A Blue-Green City aims to recreate a naturally-oriented water cycle while contributing to the amenity of the city by bringing water management and green infrastructure together. The Blue-Green approach is more than a stormwater management strategy aimed at improving water quality and providing flood risk benefits. It can also provide important ecosystem services and socio-cultural benefits when the urban system is in a non-flood, or green, condition. However, quantitative evaluation of benefits and the appraisal of the relative significance of each benefit in a given location are not well understood. The Blue-Green Cities Research Project aims to develop procedures for the robust evaluation of the multiple functionalities of Blue-Green infrastructure (BGI) components within flood risk management (FRM) strategies. The salient environmental challenge of FRM cuts across disciplinary boundaries, hence an interdisciplinary approach aims to avoid partial framing of the ongoing FRM debate. The Consortium will produce an urban flood model to simulate the movement of water and sediment through Blue-Green features. Individual and institutional agents will be incorporated into the model to illustrate how behavioural changes impact on flooding and vice versa.

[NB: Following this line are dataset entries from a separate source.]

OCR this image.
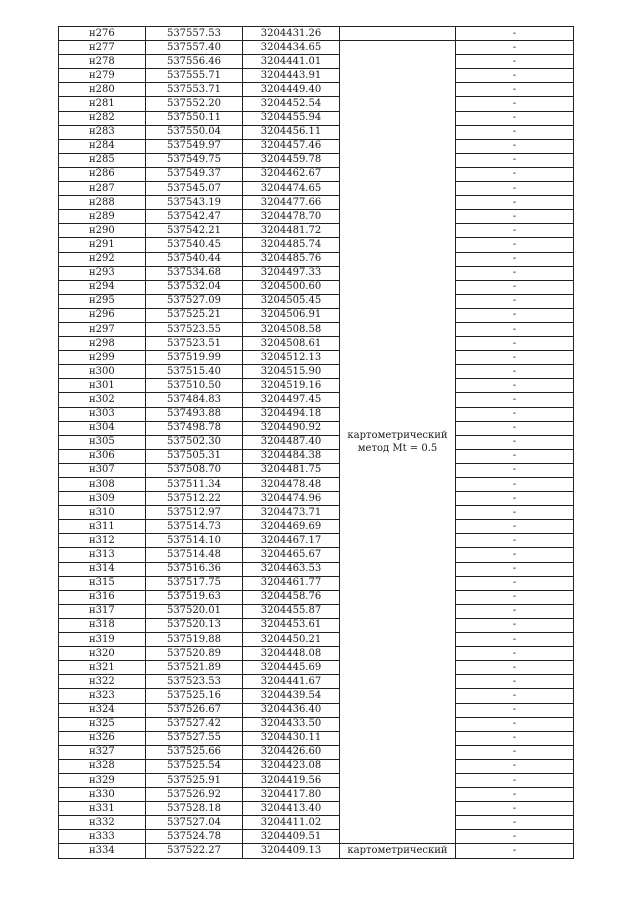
н276	537557.53	3204431.26		-
н277	537557.40	3204434.65	картометрический метод Mt = 0.5	-
н278	537556.46	3204441.01		-
н279	537555.71	3204443.91		-
н280	537553.71	3204449.40		-
н281	537552.20	3204452.54		-
н282	537550.11	3204455.94		-
н283	537550.04	3204456.11		-
н284	537549.97	3204457.46		-
н285	537549.75	3204459.78		-
н286	537549.37	3204462.67		-
н287	537545.07	3204474.65		-
н288	537543.19	3204477.66		-
н289	537542.47	3204478.70		-
н290	537542.21	3204481.72		-
н291	537540.45	3204485.74		-
н292	537540.44	3204485.76		-
н293	537534.68	3204497.33		-
н294	537532.04	3204500.60		-
н295	537527.09	3204505.45		-
н296	537525.21	3204506.91		-
н297	537523.55	3204508.58		-
н298	537523.51	3204508.61		-
н299	537519.99	3204512.13		-
н300	537515.40	3204515.90		-
н301	537510.50	3204519.16		-
н302	537484.83	3204497.45		-
н303	537493.88	3204494.18		-
н304	537498.78	3204490.92		-
н305	537502.30	3204487.40		-
н306	537505.31	3204484.38		-
н307	537508.70	3204481.75		-
н308	537511.34	3204478.48		-
н309	537512.22	3204474.96		-
н310	537512.97	3204473.71		-
н311	537514.73	3204469.69		-
н312	537514.10	3204467.17		-
н313	537514.48	3204465.67		-
н314	537516.36	3204463.53		-
н315	537517.75	3204461.77		-
н316	537519.63	3204458.76		-
н317	537520.01	3204455.87		-
н318	537520.13	3204453.61		-
н319	537519.88	3204450.21		-
н320	537520.89	3204448.08		-
н321	537521.89	3204445.69		-
н322	537523.53	3204441.67		-
н323	537525.16	3204439.54		-
н324	537526.67	3204436.40		-
н325	537527.42	3204433.50		-
н326	537527.55	3204430.11		-
н327	537525.66	3204426.60		-
н328	537525.54	3204423.08		-
н329	537525.91	3204419.56		-
н330	537526.92	3204417.80		-
н331	537528.18	3204413.40		-
н332	537527.04	3204411.02		-
н333	537524.78	3204409.51		-
н334	537522.27	3204409.13	картометрический	-
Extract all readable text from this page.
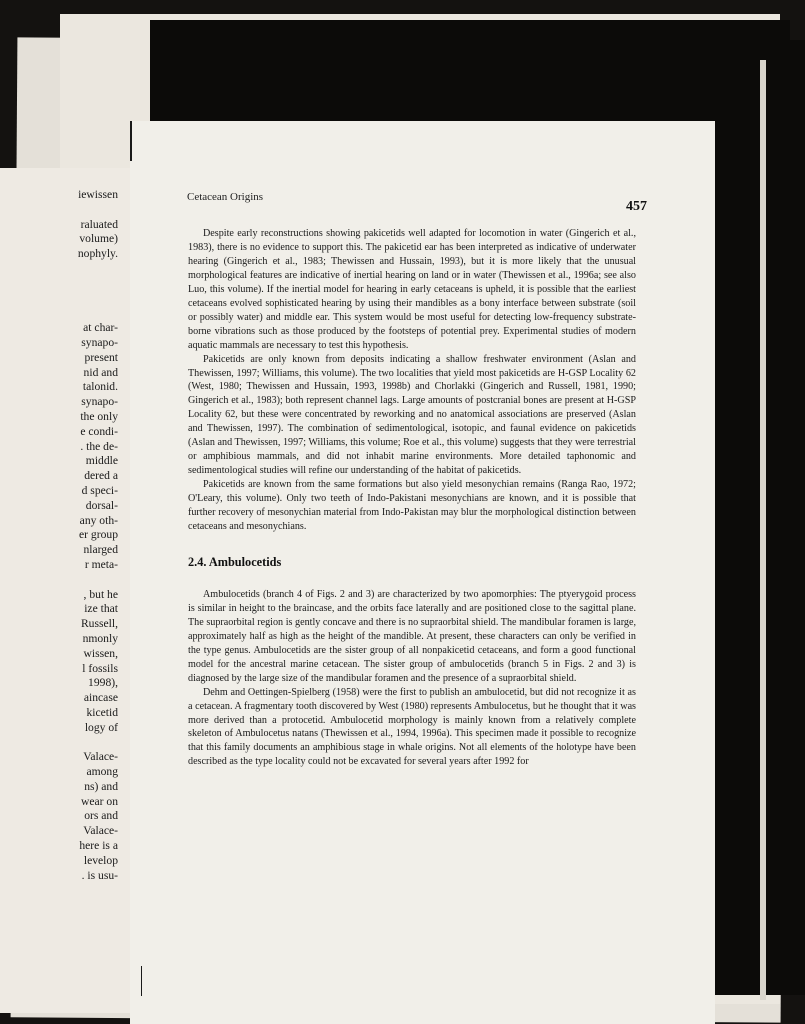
iewissen
raluated
volume)
nophyly.
at char-
synapo-
present
nid and
talonid.
synapo-
the only
e condi-
. the de-
middle
dered a
d speci-
dorsal-
any oth-
er group
nlarged
r meta-
, but he
ize that
Russell,
nmonly
wissen,
l fossils
1998),
aincase
kicetid
logy of
Valace-
among
ns) and
wear on
ors and
Valace-
here is a
levelop
. is usu-
Cetacean Origins
457

Despite early reconstructions showing pakicetids well adapted for locomotion in water (Gingerich et al., 1983), there is no evidence to support this. The pakicetid ear has been interpreted as indicative of underwater hearing (Gingerich et al., 1983; Thewissen and Hussain, 1993), but it is more likely that the unusual morphological features are indicative of inertial hearing on land or in water (Thewissen et al., 1996a; see also Luo, this volume). If the inertial model for hearing in early cetaceans is upheld, it is possible that the earliest cetaceans evolved sophisticated hearing by using their mandibles as a bony interface between substrate (soil or possibly water) and middle ear. This system would be most useful for detecting low-frequency substrate-borne vibrations such as those produced by the footsteps of potential prey. Experimental studies of modern aquatic mammals are necessary to test this hypothesis.

Pakicetids are only known from deposits indicating a shallow freshwater environment (Aslan and Thewissen, 1997; Williams, this volume). The two localities that yield most pakicetids are H-GSP Locality 62 (West, 1980; Thewissen and Hussain, 1993, 1998b) and Chorlakki (Gingerich and Russell, 1981, 1990; Gingerich et al., 1983); both represent channel lags. Large amounts of postcranial bones are present at H-GSP Locality 62, but these were concentrated by reworking and no anatomical associations are preserved (Aslan and Thewissen, 1997). The combination of sedimentological, isotopic, and faunal evidence on pakicetids (Aslan and Thewissen, 1997; Williams, this volume; Roe et al., this volume) suggests that they were terrestrial or amphibious mammals, and did not inhabit marine environments. More detailed taphonomic and sedimentological studies will refine our understanding of the habitat of pakicetids.

Pakicetids are known from the same formations but also yield mesonychian remains (Ranga Rao, 1972; O'Leary, this volume). Only two teeth of Indo-Pakistani mesonychians are known, and it is possible that further recovery of mesonychian material from Indo-Pakistan may blur the morphological distinction between cetaceans and mesonychians.

2.4. Ambulocetids

Ambulocetids (branch 4 of Figs. 2 and 3) are characterized by two apomorphies: The ptyerygoid process is similar in height to the braincase, and the orbits face laterally and are positioned close to the sagittal plane. The supraorbital region is gently concave and there is no supraorbital shield. The mandibular foramen is large, approximately half as high as the height of the mandible. At present, these characters can only be verified in the type genus. Ambulocetids are the sister group of all nonpakicetid cetaceans, and form a good functional model for the ancestral marine cetacean. The sister group of ambulocetids (branch 5 in Figs. 2 and 3) is diagnosed by the large size of the mandibular foramen and the presence of a supraorbital shield.

Dehm and Oettingen-Spielberg (1958) were the first to publish an ambulocetid, but did not recognize it as a cetacean. A fragmentary tooth discovered by West (1980) represents Ambulocetus, but he thought that it was more derived than a protocetid. Ambulocetid morphology is mainly known from a relatively complete skeleton of Ambulocetus natans (Thewissen et al., 1994, 1996a). This specimen made it possible to recognize that this family documents an amphibious stage in whale origins. Not all elements of the holotype have been described as the type locality could not be excavated for several years after 1992 for
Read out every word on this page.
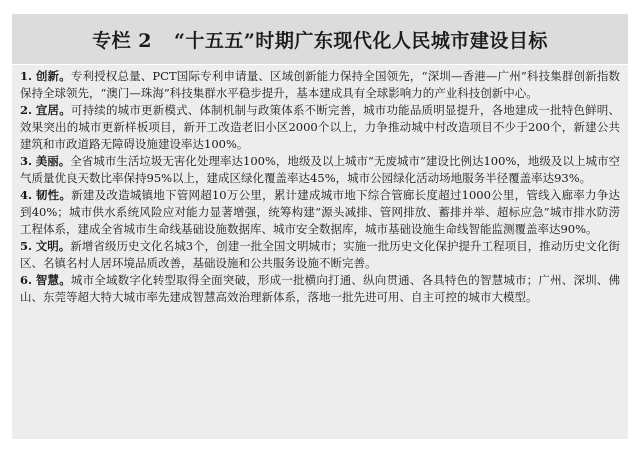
专栏 2 “十五五”时期广东现代化人民城市建设目标

1. 创新。专利授权总量、PCT国际专利申请量、区域创新能力保持全国领先，“深圳—香港—广州”科技集群创新指数保持全球领先，“澳门—珠海”科技集群水平稳步提升，基本建成具有全球影响力的产业科技创新中心。

2. 宜居。可持续的城市更新模式、体制机制与政策体系不断完善，城市功能品质明显提升，各地建成一批特色鲜明、效果突出的城市更新样板项目，新开工改造老旧小区2000个以上，力争推动城中村改造项目不少于200个，新建公共建筑和市政道路无障碍设施建设率达100%。

3. 美丽。全省城市生活垃圾无害化处理率达100%，地级及以上城市“无废城市”建设比例达100%，地级及以上城市空气质量优良天数比率保持95%以上，建成区绿化覆盖率达45%，城市公园绿化活动场地服务半径覆盖率达93%。

4. 韧性。新建及改造城镇地下管网超10万公里，累计建成城市地下综合管廊长度超过1000公里，管线入廊率力争达到40%；城市供水系统风险应对能力显著增强，统筹构建“源头减排、管网排放、蓄排并举、超标应急”城市排水防涝工程体系，建成全省城市生命线基础设施数据库、城市安全数据库，城市基础设施生命线智能监测覆盖率达90%。

5. 文明。新增省级历史文化名城3个，创建一批全国文明城市；实施一批历史文化保护提升工程项目，推动历史文化街区、名镇名村人居环境品质改善，基础设施和公共服务设施不断完善。

6. 智慧。城市全域数字化转型取得全面突破，形成一批横向打通、纵向贯通、各具特色的智慧城市；广州、深圳、佛山、东莞等超大特大城市率先建成智慧高效治理新体系，落地一批先进可用、自主可控的城市大模型。
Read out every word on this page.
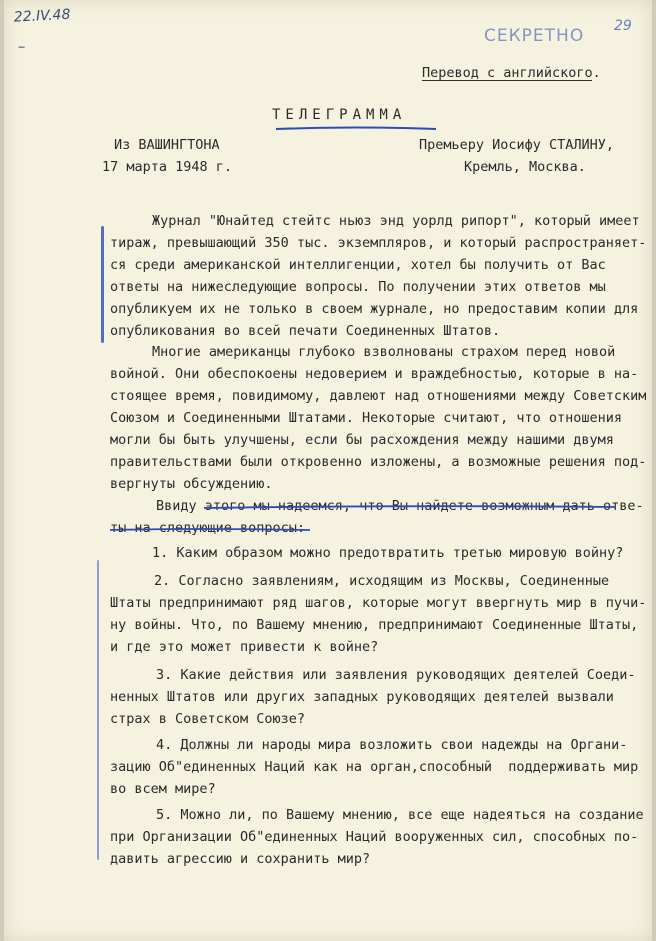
22.IV.48
−
СЕКРЕТНО	29
Перевод с английского.
ТЕЛЕГРАММА
Из ВАШИНГТОНА
17 марта 1948 г.
Премьеру Иосифу СТАЛИНУ,
Кремль, Москва.
Журнал "Юнайтед стейтс ньюз энд уорлд рипорт", который имеет
тираж, превышающий 350 тыс. экземпляров, и который распространяет-
ся среди американской интеллигенции, хотел бы получить от Вас
ответы на нижеследующие вопросы. По получении этих ответов мы
опубликуем их не только в своем журнале, но предоставим копии для
опубликования во всей печати Соединенных Штатов.
Многие американцы глубоко взволнованы страхом перед новой
войной. Они обеспокоены недоверием и враждебностью, которые в на-
стоящее время, повидимому, давлеют над отношениями между Советским
Союзом и Соединенными Штатами. Некоторые считают, что отношения
могли бы быть улучшены, если бы расхождения между нашими двумя
правительствами были откровенно изложены, а возможные решения под-
вергнуты обсуждению.
Ввиду этого мы надеемся, что Вы найдете возможным дать отве-
ты на следующие вопросы:
1. Каким образом можно предотвратить третью мировую войну?
2. Согласно заявлениям, исходящим из Москвы, Соединенные
Штаты предпринимают ряд шагов, которые могут ввергнуть мир в пучи-
ну войны. Что, по Вашему мнению, предпринимают Соединенные Штаты,
и где это может привести к войне?
3. Какие действия или заявления руководящих деятелей Соеди-
ненных Штатов или других западных руководящих деятелей вызвали
страх в Советском Союзе?
4. Должны ли народы мира возложить свои надежды на Органи-
зацию Об"единенных Наций как на орган,способный  поддерживать мир
во всем мире?
5. Можно ли, по Вашему мнению, все еще надеяться на создание
при Организации Об"единенных Наций вооруженных сил, способных по-
давить агрессию и сохранить мир?
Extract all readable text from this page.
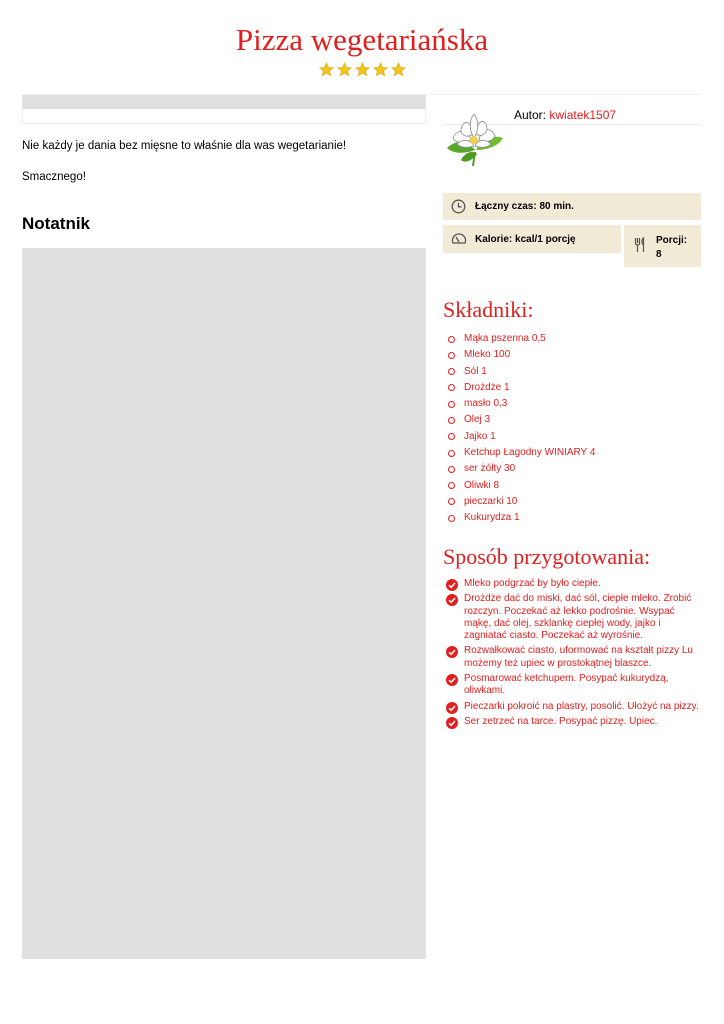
Pizza wegetariańska

Nie każdy je dania bez mięsne to właśnie dla was wegetarianie!

Smacznego!

Notatnik
Autor: kwiatek1507
Łączny czas: 80 min.
Kalorie: kcal/1 porcję	Porcji:
8
Składniki:
Mąka pszenna 0,5
Mleko 100
Sól 1
Drożdże 1
masło 0,3
Olej 3
Jajko 1
Ketchup Łagodny WINIARY 4
ser żółty 30
Oliwki 8
pieczarki 10
Kukurydza 1
Sposób przygotowania:
Mleko podgrzać by było ciepłe.
Drożdże dać do miski, dać sól, ciepłe mleko. Zrobić rozczyn. Poczekać aż lekko podrośnie. Wsypać mąkę, dać olej, szklankę ciepłej wody, jajko i zagniatać ciasto. Poczekać aż wyrośnie.
Rozwałkować ciasto, uformować na kształt pizzy Lu możemy też upiec w prostokątnej blaszce.
Posmarować ketchupem. Posypać kukurydzą, oliwkami.
Pieczarki pokroić na plastry, posolić. Ułożyć na pizzy.
Ser zetrzeć na tarce. Posypać pizzę. Upiec.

A methodological approach for evaluating the interaction of urban FRM components with the wider urban system will be developed and highlight where, when and to whom a range of benefits may accrue from BGI and other flood management interventions under non-flood and flood conditions. Recognition of the compound uncertainties involved in achieving multiple benefits at scale will be part of the robust method of uncertainty evaluation that will run throughout the project. The deliverables will be applied to the Demonstration Case Study, Newcastle, UK, in the final year of the project (2015). This paper will introduce the Blue-Green Cities Research Project and the novel, interdisciplinary framework that is adopted to investigate multiple benefits of FRM strategies.